After Cara finished looking up names at the kiosk, we walked past the grave of the founder of Green-Wood (not a modest man) toward our first target. As usual, Cara was looking for headstones other Find a Grave users had requested photos of to accompany records they'd added, usually for a relative or an obscure historical figure. (One current Green-Wood photo request is for Mary Ann Duff, a renowned actress from the mid-1800s.) Cara started graving after a Find a Grave user took a picture of her own great-great-aunt's headstone for her. "I'm a big believer in paying it forward," she said.
Cara and I walked down a gravel path, passing through a shady tunnel of low-hanging branches, emerging into a rolling field bristling with obelisks, squat mausoleums, and 20-foot-tall Ionic columns. Cara spotted the first names on her list, snapped a couple of pictures with her digital camera, and we moved on. I asked her if she gets depressed being around all these dead people.
"I don't know anyone buried here, so it's not morbid," she said. "Up until I started doing this, I had only been to cemeteries for my grandparents' funerals, and it was so sad. I was crying; my parents were crying. But this—it's beautiful!"
Cara darted down the rows of graves, practically speed-walking. Her brisk pace notwithstanding, she has a pretty laid-back attitude toward graving. She takes time to note strange names—Minnie Coffin, interred at Green-Wood, is one of her favorites—and savors her time in the cemetery. At one point, we stopped to examine a Zinker, which is Find a Grave slang for a type of weatherproof, bronze gravemarker popular in the late 1800s. "I love Zinkers," she said. "It's totally ironic that they paid $100 less than the people who bought the granite ones but they outlasted them all." Cara wants to photograph every Zinker in Green-Wood. In her two and a half years as a member, she's added just over 3,000 records and taken about as many pictures.
Other gravers are more prolific—frighteningly so. Terry McGuire, a contributor from New Jersey, is No. 23 on Find a Grave's top-50 list. She's added more than 83,000 records in her eight years on the site. I called McGuire, eager to know what motivates someone to document a small city's worth of dead. "Genealogy and a great interest in history," she said. McGuire's method is different than Cara's: Armed with a laptop, she descends on a cemetery and will spend days systematically photographing and transcribing every headstone in it. "God knows I have no life," she told me.

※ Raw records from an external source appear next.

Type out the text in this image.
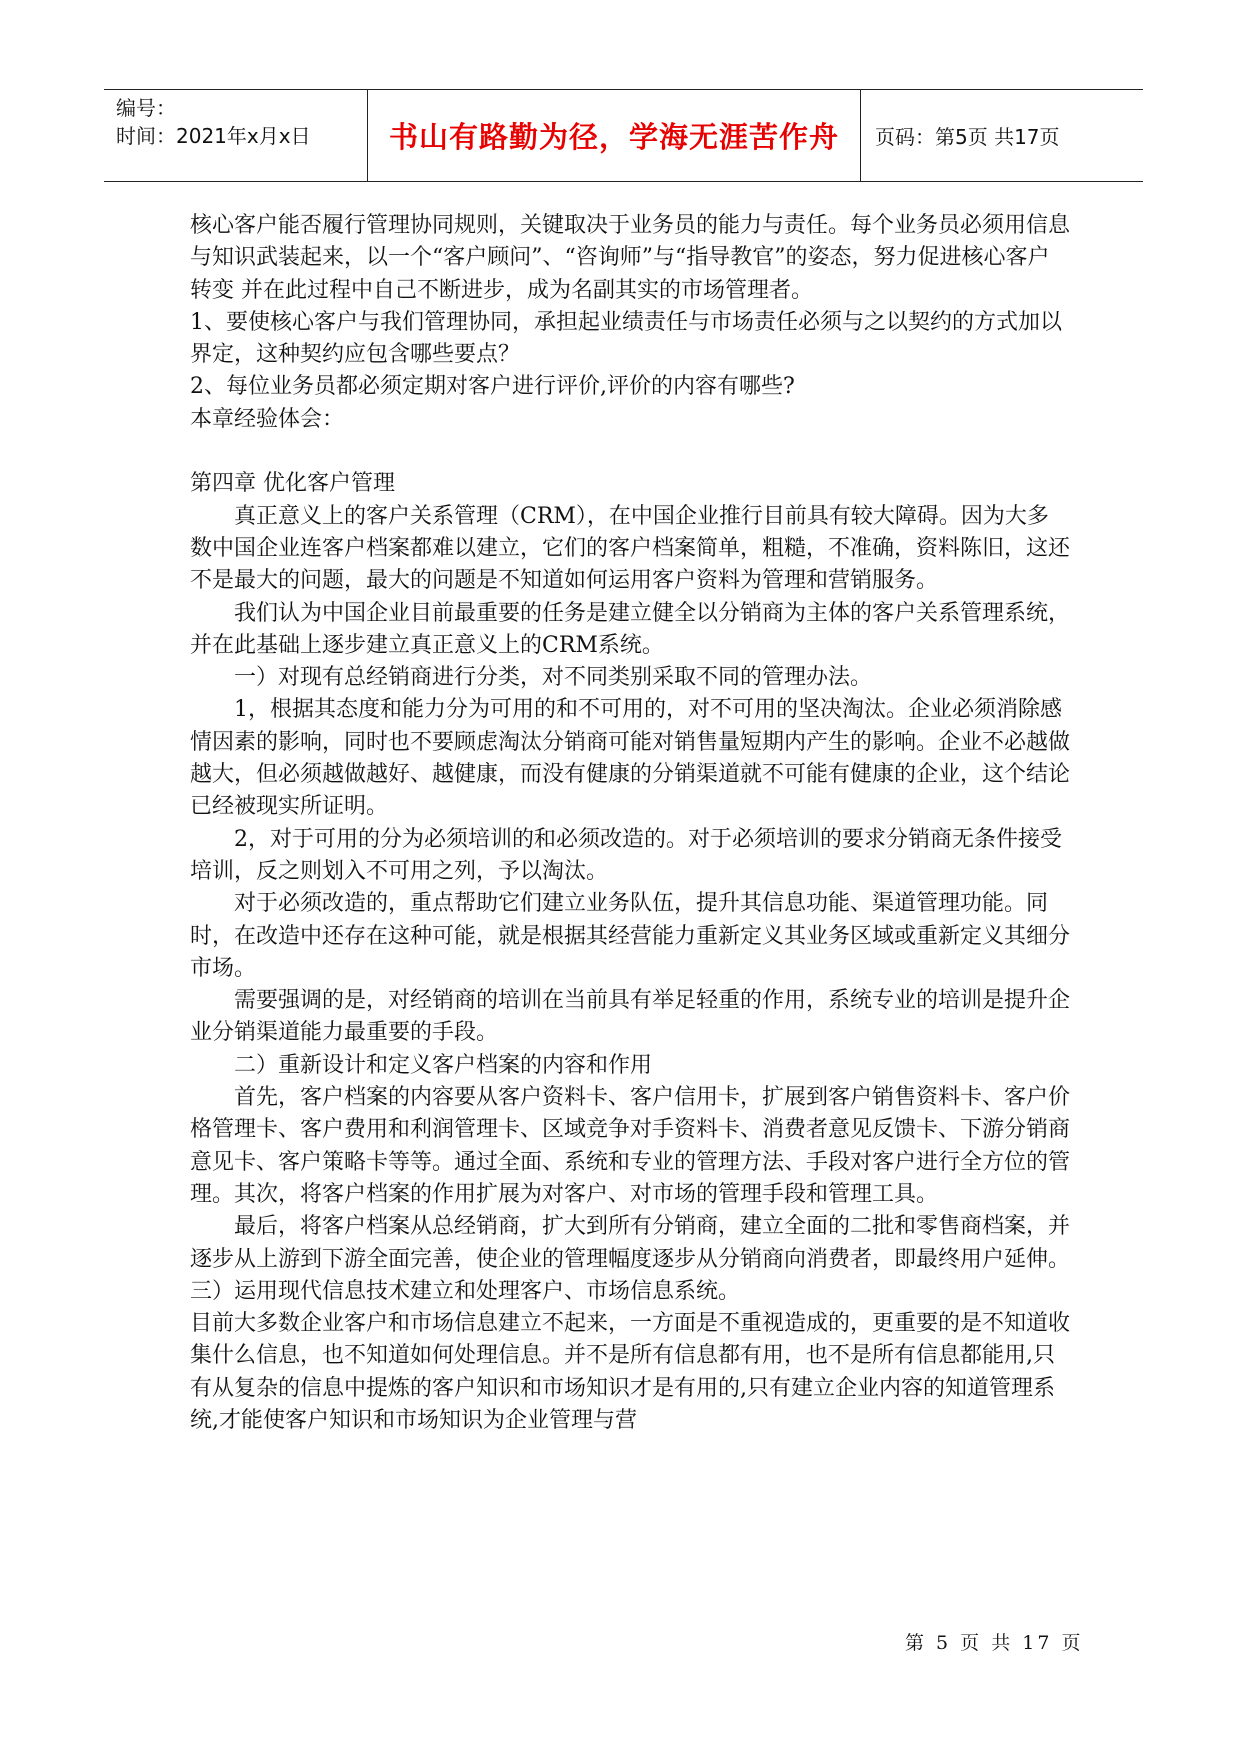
编号：
时间：2021年x月x日	书山有路勤为径，学海无涯苦作舟 页码：第5页 共17页

核心客户能否履行管理协同规则，关键取决于业务员的能力与责任。每个业务员必须用信息与知识武装起来，以一个“客户顾问”、“咨询师”与“指导教官”的姿态，努力促进核心客户转变 并在此过程中自己不断进步，成为名副其实的市场管理者。

1、要使核心客户与我们管理协同，承担起业绩责任与市场责任必须与之以契约的方式加以界定，这种契约应包含哪些要点？

2、每位业务员都必须定期对客户进行评价,评价的内容有哪些?

本章经验体会：

第四章 优化客户管理

真正意义上的客户关系管理（CRM），在中国企业推行目前具有较大障碍。因为大多数中国企业连客户档案都难以建立，它们的客户档案简单，粗糙，不准确，资料陈旧，这还不是最大的问题，最大的问题是不知道如何运用客户资料为管理和营销服务。

我们认为中国企业目前最重要的任务是建立健全以分销商为主体的客户关系管理系统，并在此基础上逐步建立真正意义上的CRM系统。

一）对现有总经销商进行分类，对不同类别采取不同的管理办法。

1，根据其态度和能力分为可用的和不可用的，对不可用的坚决淘汰。企业必须消除感情因素的影响，同时也不要顾虑淘汰分销商可能对销售量短期内产生的影响。企业不必越做越大，但必须越做越好、越健康，而没有健康的分销渠道就不可能有健康的企业，这个结论已经被现实所证明。

2，对于可用的分为必须培训的和必须改造的。对于必须培训的要求分销商无条件接受培训，反之则划入不可用之列，予以淘汰。

对于必须改造的，重点帮助它们建立业务队伍，提升其信息功能、渠道管理功能。同时，在改造中还存在这种可能，就是根据其经营能力重新定义其业务区域或重新定义其细分市场。

需要强调的是，对经销商的培训在当前具有举足轻重的作用，系统专业的培训是提升企业分销渠道能力最重要的手段。

二）重新设计和定义客户档案的内容和作用

首先，客户档案的内容要从客户资料卡、客户信用卡，扩展到客户销售资料卡、客户价格管理卡、客户费用和利润管理卡、区域竞争对手资料卡、消费者意见反馈卡、下游分销商意见卡、客户策略卡等等。通过全面、系统和专业的管理方法、手段对客户进行全方位的管理。其次，将客户档案的作用扩展为对客户、对市场的管理手段和管理工具。

最后，将客户档案从总经销商，扩大到所有分销商，建立全面的二批和零售商档案，并逐步从上游到下游全面完善，使企业的管理幅度逐步从分销商向消费者，即最终用户延伸。

三）运用现代信息技术建立和处理客户、市场信息系统。

目前大多数企业客户和市场信息建立不起来，一方面是不重视造成的，更重要的是不知道收集什么信息，也不知道如何处理信息。并不是所有信息都有用，也不是所有信息都能用,只有从复杂的信息中提炼的客户知识和市场知识才是有用的,只有建立企业内容的知道管理系统,才能使客户知识和市场知识为企业管理与营

第 5 页 共 17 页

At the other extreme is 28-year-old Monica Stockwell, with just 70 records added in eight years. She uses Find a Grave mainly as a tool in accomplishing what her profile describes as "my life's goal of visiting 1,000 famous graves in my lifetime (and hopefully more)." Stockwell has visited more than 600 dead celebrities since starting her quest in 1991. Each year she flies cross-country to see her three favorites in Los Angeles: Marilyn Monroe, Jimmy Stewart, and Jack Lemmon. "With Marilyn and Jimmy and Jack it really is like going to pay your respects like any family members," she said. "I feel closer to them than any family." Not long ago, Stockwell paid $3,000 to reserve a cremation niche in Hollywood Forever Cemetery, the final resting place of Cecil B. DeMille, Charlie Chaplin Jr., and other Old Hollywood stars.
After about two hours in the cemetery, Cara realized that if we didn't head back to the entrance soon we might get locked in for the night. "That's my biggest fear in the world," she said. "No one wants to sleep in a cemetery." I was exhausted—we'd probably walked three miles—but we reached the front gate with a few minutes to spare. There, John the gatekeeper told us security had just caught four guys scratching up the glass at the cemetery's new mausoleum. Cara shook her head. "When I hear about this stuff I just think: Really? You don't have anything better to do than this?"